The 2.7 version of the Marengo video understanding model generates embeddings incompatible with v2.6, which will be discontinued. If you are using v2.6 embeddings, regenerate them using v2.7.

Use the Embed API to create multimodal embeddings that are contextual vector representations for your videos, texts, images, and audio files. Twelve Labs video embeddings capture all the subtle cues and interactions between different modalities, including the visual expressions, body language, spoken words, and the overall context of the video, encapsulating the essence of all these modalities and their interrelations over time.

You can utilize multimodal embeddings in various downstream tasks, including but not limited to training custom multimodal models for applications such as anomaly detection, diversity sorting, sentiment analysis, and recommendations. You can also use multimodal embeddings to construct Retrieval-Augmented Generation (RAG) systems.

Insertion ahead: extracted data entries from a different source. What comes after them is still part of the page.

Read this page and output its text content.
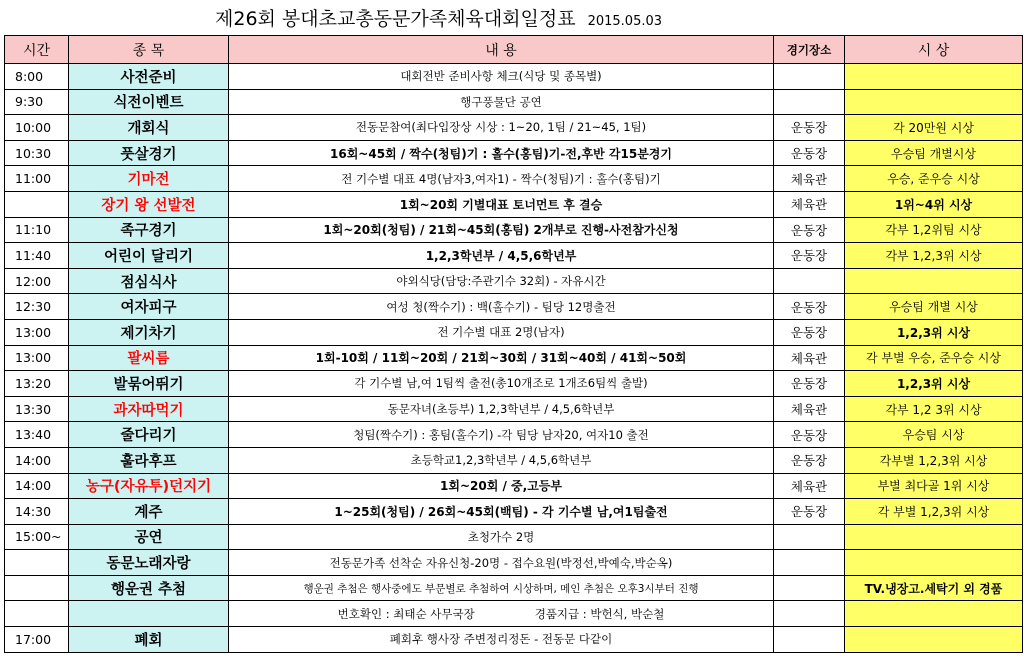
제26회 봉대초교총동문가족체육대회일정표 2015.05.03
시간	종 목	내 용	경기장소	시 상
8:00	사전준비	대회전반 준비사항 체크(식당 및 종목별)		
9:30	식전이벤트	행구풍물단 공연		
10:00	개회식	전동문참여(최다입장상 시상 : 1~20, 1팀 / 21~45, 1팀)	운동장	각 20만원 시상
10:30	풋살경기	16회~45회 / 짝수(청팀)기 : 홀수(홍팀)기-전,후반 각15분경기	운동장	우승팀 개별시상
11:00	기마전	전 기수별 대표 4명(남자3,여자1) - 짝수(청팀)기 : 홀수(홍팀)기	체육관	우승, 준우승 시상
	장기 왕 선발전	1회~20회 기별대표 토너먼트 후 결승	체육관	1위~4위 시상
11:10	족구경기	1회~20회(청팀) / 21회~45회(홍팀) 2개부로 진행-사전참가신청	운동장	각부 1,2위팀 시상
11:40	어린이 달리기	1,2,3학년부 / 4,5,6학년부	운동장	각부 1,2,3위 시상
12:00	점심식사	야외식당(담당:주관기수 32회) - 자유시간		
12:30	여자피구	여성 청(짝수기) : 백(홀수기) - 팀당 12명출전	운동장	우승팀 개별 시상
13:00	제기차기	전 기수별 대표 2명(남자)	운동장	1,2,3위 시상
13:00	팔씨름	1회-10회 / 11회~20회 / 21회~30회 / 31회~40회 / 41회~50회	체육관	각 부별 우승, 준우승 시상
13:20	발묶어뛰기	각 기수별 남,여 1팀씩 출전(총10개조로 1개조6팀씩 출발)	운동장	1,2,3위 시상
13:30	과자따먹기	동문자녀(초등부) 1,2,3학년부 / 4,5,6학년부	체육관	각부 1,2 3위 시상
13:40	줄다리기	청팀(짝수기) : 홍팀(홀수기) -각 팀당 남자20, 여자10 출전	운동장	우승팀 시상
14:00	훌라후프	초등학교1,2,3학년부 / 4,5,6학년부	운동장	각부별 1,2,3위 시상
14:00	농구(자유투)던지기	1회~20회 / 중,고등부	체육관	부별 최다골 1위 시상
14:30	계주	1~25회(청팀) / 26회~45회(백팀) - 각 기수별 남,여1팀출전	운동장	각 부별 1,2,3위 시상
15:00~	공연	초청가수 2명		
	동문노래자랑	전동문가족 선착순 자유신청-20명 - 접수요원(박정선,박예숙,박순옥)		
	행운권 추첨	행운권 추첨은 행사중에도 부문별로 추첨하여 시상하며, 메인 추첨은 오후3시부터 진행		TV.냉장고.세탁기 외 경품
		번호확인 : 최태순 사무국장 경품지급 : 박헌식, 박순철		
17:00	폐회	폐회후 행사장 주변정리정돈 - 전동문 다같이		
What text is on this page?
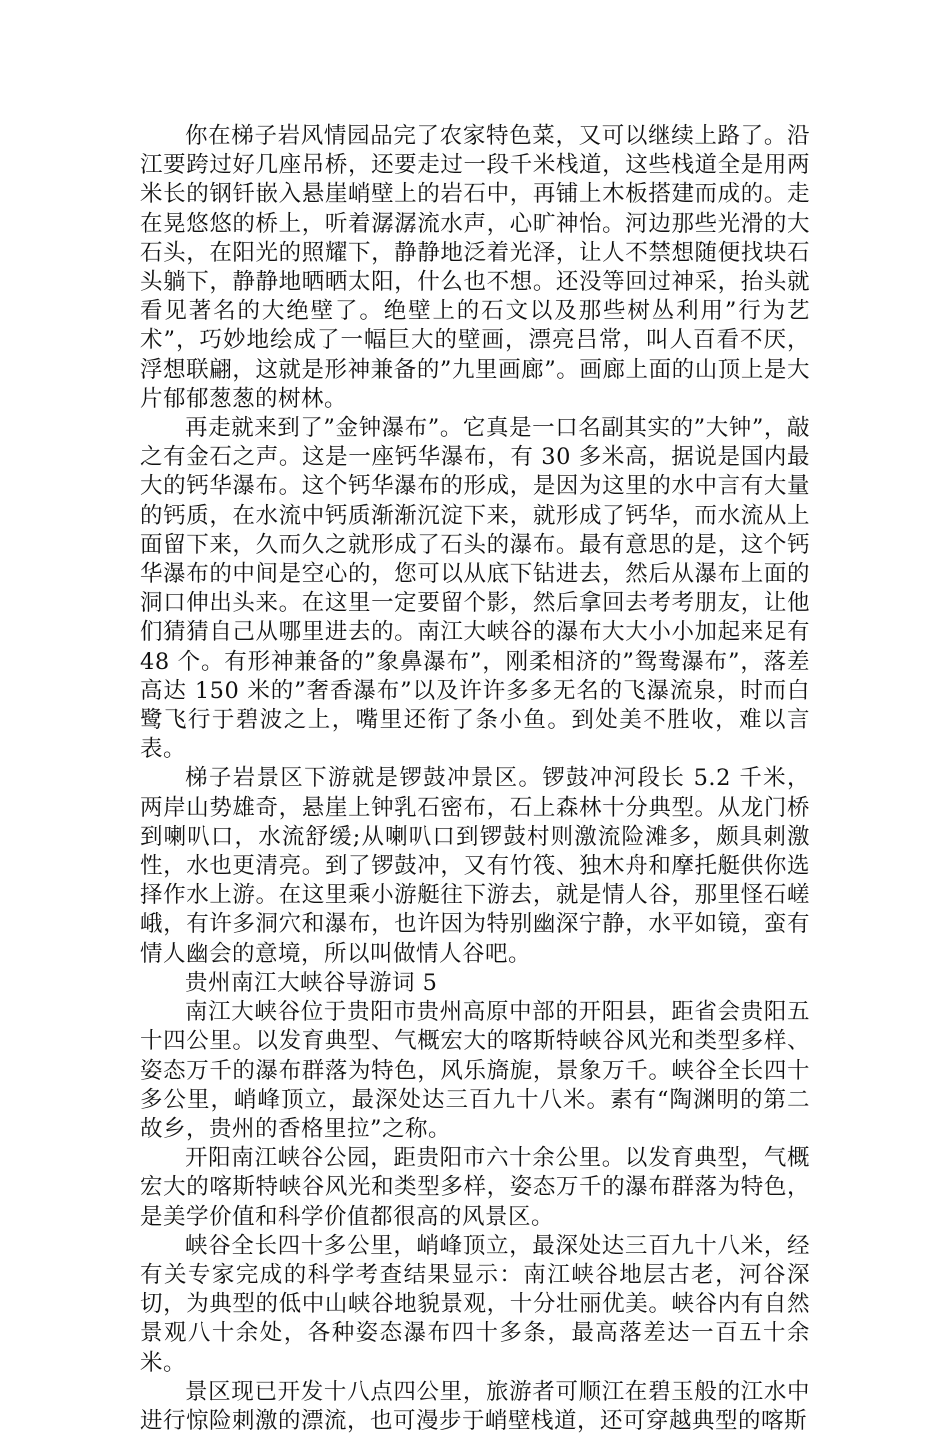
你在梯子岩风情园品完了农家特色菜，又可以继续上路了。沿江要跨过好几座吊桥，还要走过一段千米栈道，这些栈道全是用两米长的钢钎嵌入悬崖峭壁上的岩石中，再铺上木板搭建而成的。走在晃悠悠的桥上，听着潺潺流水声，心旷神怡。河边那些光滑的大石头，在阳光的照耀下，静静地泛着光泽，让人不禁想随便找块石头躺下，静静地晒晒太阳，什么也不想。还没等回过神采，抬头就看见著名的大绝壁了。绝壁上的石文以及那些树丛利用”行为艺术”，巧妙地绘成了一幅巨大的壁画，漂亮吕常，叫人百看不厌，浮想联翩，这就是形神兼备的”九里画廊”。画廊上面的山顶上是大片郁郁葱葱的树林。

再走就来到了”金钟瀑布”。它真是一口名副其实的”大钟”，敲之有金石之声。这是一座钙华瀑布，有 30 多米高，据说是国内最大的钙华瀑布。这个钙华瀑布的形成，是因为这里的水中言有大量的钙质，在水流中钙质渐渐沉淀下来，就形成了钙华，而水流从上面留下来，久而久之就形成了石头的瀑布。最有意思的是，这个钙华瀑布的中间是空心的，您可以从底下钻进去，然后从瀑布上面的洞口伸出头来。在这里一定要留个影，然后拿回去考考朋友，让他们猜猜自己从哪里进去的。南江大峡谷的瀑布大大小小加起来足有48 个。有形神兼备的”象鼻瀑布”，刚柔相济的”鸳鸯瀑布”，落差高达 150 米的”奢香瀑布”以及许许多多无名的飞瀑流泉，时而白鹭飞行于碧波之上，嘴里还衔了条小鱼。到处美不胜收，难以言表。

梯子岩景区下游就是锣鼓冲景区。锣鼓冲河段长 5.2 千米，两岸山势雄奇，悬崖上钟乳石密布，石上森林十分典型。从龙门桥到喇叭口，水流舒缓;从喇叭口到锣鼓村则激流险滩多，颇具刺激性，水也更清亮。到了锣鼓冲，又有竹筏、独木舟和摩托艇供你选择作水上游。在这里乘小游艇往下游去，就是情人谷，那里怪石嵯峨，有许多洞穴和瀑布，也许因为特别幽深宁静，水平如镜，蛮有情人幽会的意境，所以叫做情人谷吧。

贵州南江大峡谷导游词 5

南江大峡谷位于贵阳市贵州高原中部的开阳县，距省会贵阳五十四公里。以发育典型、气概宏大的喀斯特峡谷风光和类型多样、姿态万千的瀑布群落为特色，风乐旖旎，景象万千。峡谷全长四十多公里，峭峰顶立，最深处达三百九十八米。素有“陶渊明的第二故乡，贵州的香格里拉”之称。

开阳南江峡谷公园，距贵阳市六十余公里。以发育典型，气概宏大的喀斯特峡谷风光和类型多样，姿态万千的瀑布群落为特色，是美学价值和科学价值都很高的风景区。

峡谷全长四十多公里，峭峰顶立，最深处达三百九十八米，经有关专家完成的科学考查结果显示：南江峡谷地层古老，河谷深切，为典型的低中山峡谷地貌景观，十分壮丽优美。峡谷内有自然景观八十余处，各种姿态瀑布四十多条，最高落差达一百五十余米。

景区现已开发十八点四公里，旅游者可顺江在碧玉般的江水中进行惊险刺激的漂流，也可漫步于峭壁栈道，还可穿越典型的喀斯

The Embed API provides the following benefits:

  • Flexibility for any modality: The API supports native processing of all modalities present in videos, eliminating the need for text-only or image-only models or converting videos into frames for image-based models.
  • State-of-the-art performance: Unlike traditional approaches that use CLIP-like models, which do not account for motion, action, or temporal information in videos, Twelve Labs' video-native approach ensures a more accurate and temporally coherent interpretation of your video content.
  • Unified vector space: You can integrate embeddings specific to each modality into a single, unified vector space, facilitating a more holistic understanding across all modalities. This approach surpasses traditional methods, offering a video-native understanding similar to human perception.
  • Fast and reliable: With native support for video processing, the API significantly reduces the time required for processing. This is particularly beneficial if you have a large set of videos requiring high throughput and low latency.
  • Flexible video segmentation: The API allows you to create multiple embeddings from different segments of a video or a single embedding for the entire video.

📘

Note

The platform can generate embeddings for text, audio, and image content types individually or in any combination within a single API call.

Use cases

Below are several notable use cases:

  • Anomaly detection: You can use the platform to identify unusual patterns or anomalies in diverse data types. For example, you can detect and remove corrupt videos that only display a black background, thereby enhancing the quality of data set curation.
  • Diversity sorting: The platform helps you organize data to ensure a broad representation across various features, characteristics, or modalities. For example, in AI model training, especially with multimodal data, maintaining a diverse training set is crucial to minimize bias and enhance model generalization.
  • Sentiment analysis: By integrating vocal tone, facial expressions, and spoken language from the video content, the platform provides more accurate insights than traditional text-only methods. This is particularly useful in customer service to effectively gauge client satisfaction.
  • Recommendations: Use embeddings in embedding-similarity scores-based retrieval and ranking recommendation systems.